For wireless communications, Sabah’s international roaming for most wireless GSM and PCN phone systems. Private GSM phone systems are:
Celcom Mobile – offering the widest mobile coverage in Malaysia with a variety of products and services. Code (019 / 013) Statewide coverage (Prepaid and postpaid basis)
Maxis Mobile – operating a nationwide GSM900 mobile network, a domestic fixed network and an international gateway. Code (012 / 017) Major towns coverage (Prepaid and postpaid basis)
Digi 1800 – providing a comprehensive range of affordable, convenient and easy to use wireless services. Code (016 /014) Major towns coverage (Prepaid and postpaid basis)
Internet services are widely available through out Sabah. Most lodges and budget hotels offer Wi-Fi or high-speed broadband internet access and all major hotels have excellent facilities. Or go around the block in KK and you will be able to find internet cafes that provide access to the net to check your emails and surf the net. In internet cafes, charges are as low as MYR2.50 per hour.


Bahasa Malaysia is the National language. English is widely spoken and understood. Other languages are Mandarin Chinese, Hakka, Cantonese and Kadazan.


Traffic drives on the left and signposting is easy to understand. Taxis are easily available at the airports and at hotels, as well as from many places downtown. Kota Kinabalu airport has a taxi service counter with fixed prices. Elsewhere, you are advised to fix the fare before getting into the taxi (in Sabah, taxis have no meter!). A number of local car rentals operate in Kota Kinabalu and are represented in most of the major hotels. Boats service the offshore islands. Malaysia Airlines has an extensive route network throughout Peninsula Malaysia & Sabah/Sarawak.
Do have a ready list of your passport, travel insurance policy and credit card numbers, emergency and other essential phone numbers. Make two photocopies of your travel documents, air tickets and travel insurance policy. Carry one copy with you at all times for identification purposes, whenever necessary. Make sure you have another photo ID besides your passport and keep it separately from your travel documents.

It is advisable to keep at least two recent colour passport-sized photographs handy to facilitate quick processing in case of lost travel documents in foreign countries.

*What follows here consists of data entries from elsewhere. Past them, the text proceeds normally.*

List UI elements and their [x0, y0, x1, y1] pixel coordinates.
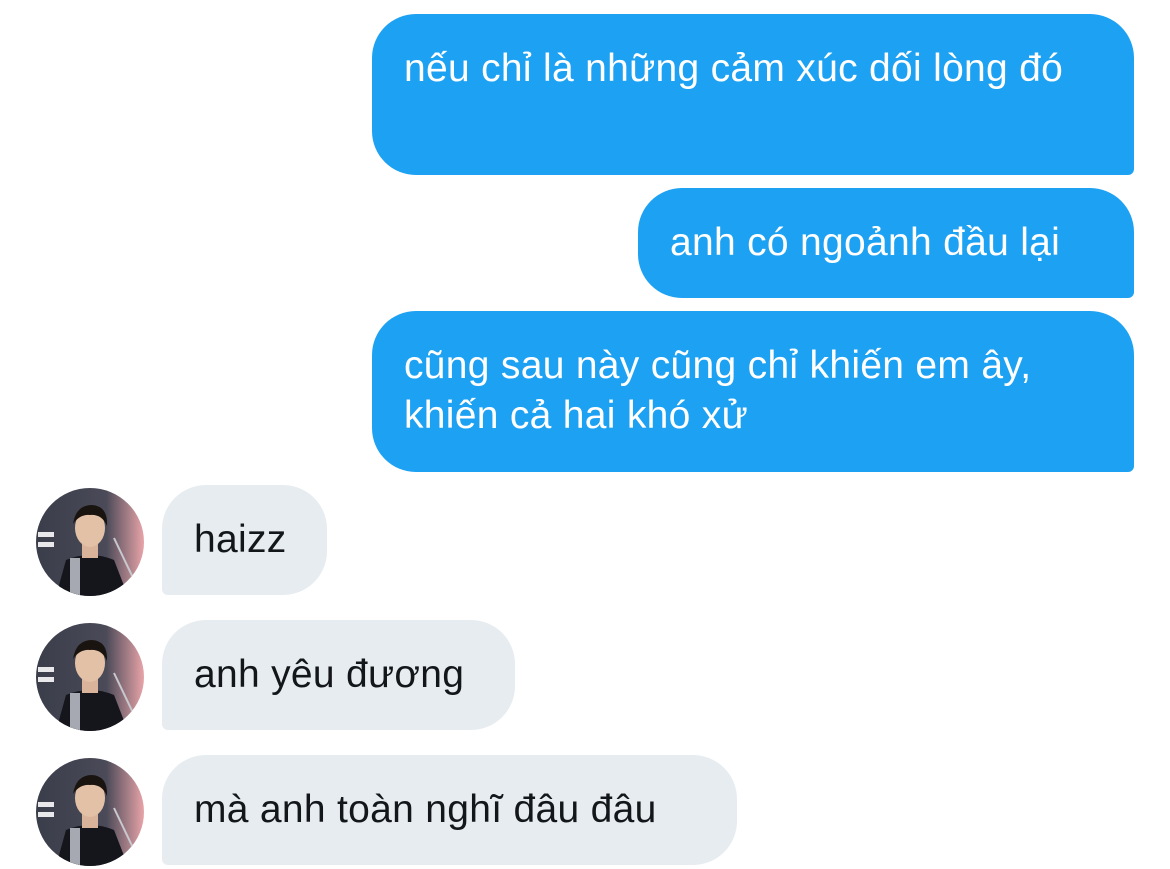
message-bubble-sent[interactable]: cũng sau này cũng chỉ khiến em ây, khiến…	[372, 311, 1134, 472]
message-text: cũng sau này cũng chỉ khiến em ây, khiến…	[404, 344, 1032, 437]
profile-photo-icon	[36, 623, 144, 731]
message-bubble-sent[interactable]: nếu chỉ là những cảm xúc dối lòng đó	[372, 14, 1134, 175]
message-text: haizz	[194, 518, 287, 561]
profile-photo-icon	[36, 488, 144, 596]
message-text: anh yêu đương	[194, 653, 465, 696]
message-text: nếu chỉ là những cảm xúc dối lòng đó	[404, 47, 1064, 90]
message-bubble-received[interactable]: haizz	[162, 485, 327, 595]
profile-photo-icon	[36, 758, 144, 866]
avatar[interactable]	[36, 488, 144, 596]
avatar[interactable]	[36, 623, 144, 731]
message-text: anh có ngoảnh đầu lại	[670, 221, 1061, 264]
message-bubble-received[interactable]: anh yêu đương	[162, 620, 515, 730]
message-bubble-received[interactable]: mà anh toàn nghĩ đâu đâu	[162, 755, 737, 865]
message-text: mà anh toàn nghĩ đâu đâu	[194, 788, 657, 831]
avatar[interactable]	[36, 758, 144, 866]
message-bubble-sent[interactable]: anh có ngoảnh đầu lại	[638, 188, 1134, 298]
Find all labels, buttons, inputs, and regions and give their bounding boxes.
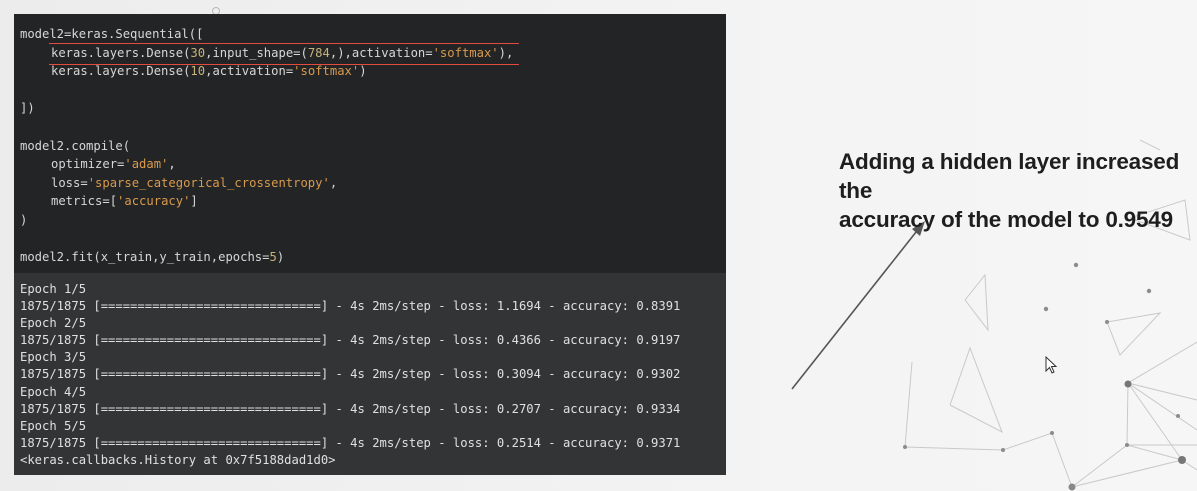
code-text: ), bbox=[498, 45, 514, 60]
annotation-line: accuracy of the model to 0.9549 bbox=[839, 207, 1173, 232]
code-text: , bbox=[168, 157, 176, 172]
code-string: 'softmax' bbox=[293, 64, 360, 79]
code-text: ) bbox=[276, 250, 285, 265]
mouse-cursor-icon bbox=[1045, 356, 1058, 374]
red-underline-bottom bbox=[49, 63, 520, 66]
code-number: 30 bbox=[190, 45, 206, 60]
code-text: ] bbox=[190, 194, 198, 209]
code-text: model2.compile( bbox=[20, 138, 131, 153]
code-number: 10 bbox=[190, 64, 206, 79]
output-line: Epoch 4/5 bbox=[20, 384, 87, 399]
code-text: , bbox=[329, 175, 338, 190]
output-line: 1875/1875 [=============================… bbox=[20, 401, 681, 416]
code-text: model2.fit(x_train,y_train,epochs= bbox=[20, 250, 270, 265]
code-line-highlighted: keras.layers.Dense(30,input_shape=(784,)… bbox=[20, 42, 726, 66]
output-line: 1875/1875 [=============================… bbox=[20, 367, 681, 382]
code-number: 784 bbox=[307, 45, 330, 60]
code-string: 'sparse_categorical_crossentropy' bbox=[87, 175, 330, 190]
code-line: model2.compile( bbox=[20, 137, 726, 156]
notebook-cell: model2=keras.Sequential([ keras.layers.D… bbox=[14, 14, 726, 475]
output-line: Epoch 5/5 bbox=[20, 418, 87, 433]
output-line: 1875/1875 [=============================… bbox=[20, 299, 681, 314]
code-line: loss='sparse_categorical_crossentropy', bbox=[20, 174, 726, 193]
code-text: loss= bbox=[51, 175, 88, 190]
annotation-arrow bbox=[791, 221, 925, 390]
cell-output: Epoch 1/5 1875/1875 [===================… bbox=[14, 273, 726, 475]
code-line: metrics=['accuracy'] bbox=[20, 192, 726, 211]
output-line: <keras.callbacks.History at 0x7f5188dad1… bbox=[20, 452, 336, 467]
red-underline-top bbox=[49, 42, 520, 45]
code-line: optimizer='adam', bbox=[20, 155, 726, 174]
code-text: keras.layers.Dense( bbox=[51, 45, 191, 60]
code-string: 'accuracy' bbox=[117, 194, 191, 209]
output-line: 1875/1875 [=============================… bbox=[20, 435, 681, 450]
code-text: ) bbox=[20, 212, 28, 227]
code-number: 5 bbox=[269, 250, 277, 265]
code-text: ) bbox=[359, 64, 367, 79]
code-string: 'adam' bbox=[124, 157, 169, 172]
annotation-text: Adding a hidden layer increased the accu… bbox=[839, 147, 1197, 234]
code-text: keras.layers.Dense( bbox=[51, 64, 191, 79]
code-text: ,activation= bbox=[205, 64, 294, 79]
code-line: ) bbox=[20, 211, 726, 230]
code-line: ]) bbox=[20, 99, 726, 118]
highlighted-hidden-layer: keras.layers.Dense(30,input_shape=(784,)… bbox=[49, 42, 520, 66]
code-text: ]) bbox=[20, 101, 35, 116]
output-line: Epoch 3/5 bbox=[20, 350, 87, 365]
code-text: optimizer= bbox=[51, 157, 125, 172]
annotation-line: Adding a hidden layer increased the bbox=[839, 149, 1180, 203]
code-text: model2=keras.Sequential([ bbox=[20, 27, 204, 41]
output-line: 1875/1875 [=============================… bbox=[20, 333, 681, 348]
code-string: 'softmax' bbox=[432, 45, 499, 60]
code-text: metrics=[ bbox=[51, 194, 118, 209]
code-input-cell[interactable]: model2=keras.Sequential([ keras.layers.D… bbox=[14, 14, 726, 273]
output-line: Epoch 1/5 bbox=[20, 282, 87, 296]
code-line: model2=keras.Sequential([ bbox=[20, 25, 726, 44]
code-text: ,input_shape=( bbox=[205, 45, 308, 60]
code-text: ,),activation= bbox=[329, 45, 433, 60]
code-line: model2.fit(x_train,y_train,epochs=5) bbox=[20, 248, 726, 267]
output-line: Epoch 2/5 bbox=[20, 316, 87, 331]
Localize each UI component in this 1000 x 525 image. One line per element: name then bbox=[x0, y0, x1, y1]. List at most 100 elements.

  • DO register with embassy of your home country or consulate upon arrival especially if you travel to an area where there has been civil war communal violence, kidnapping or terrorist attacks.
  • DON’T take photographs of police stations, military installations, government buildings, airports, ports or train stations without first determining whether photography is allowed. If in doubt, ask uniformed personnel or security guards for permission before taking any photographs.
  • DON’T discuss personal matters with strangers, including your itinerary, place of lodging or mode of transportation.
  • DON’T take short cuts or go off well-traveled roads. Avoid walking alone at night.
  • DO select your own taxi cabs at random or take those that are booked through the hotel. DON’T take vehicle that is not clearly identified as a taxi. Compare the face of the driver with photo on his or her displayed license. DO always keep small denominations of the local currency handy for various tips, bus tickets or taxi fares and phone calls.
  • DON’T accept food or drink from strangers. Would-be criminals often try to drug their victims through food and drink. DO carry your own bottled water.
  • DO ensure that your entire check-in luggage have your name and permanent home address on them. DO ensure the airline check-in staffs tags your bags correctly before you the check-in counter.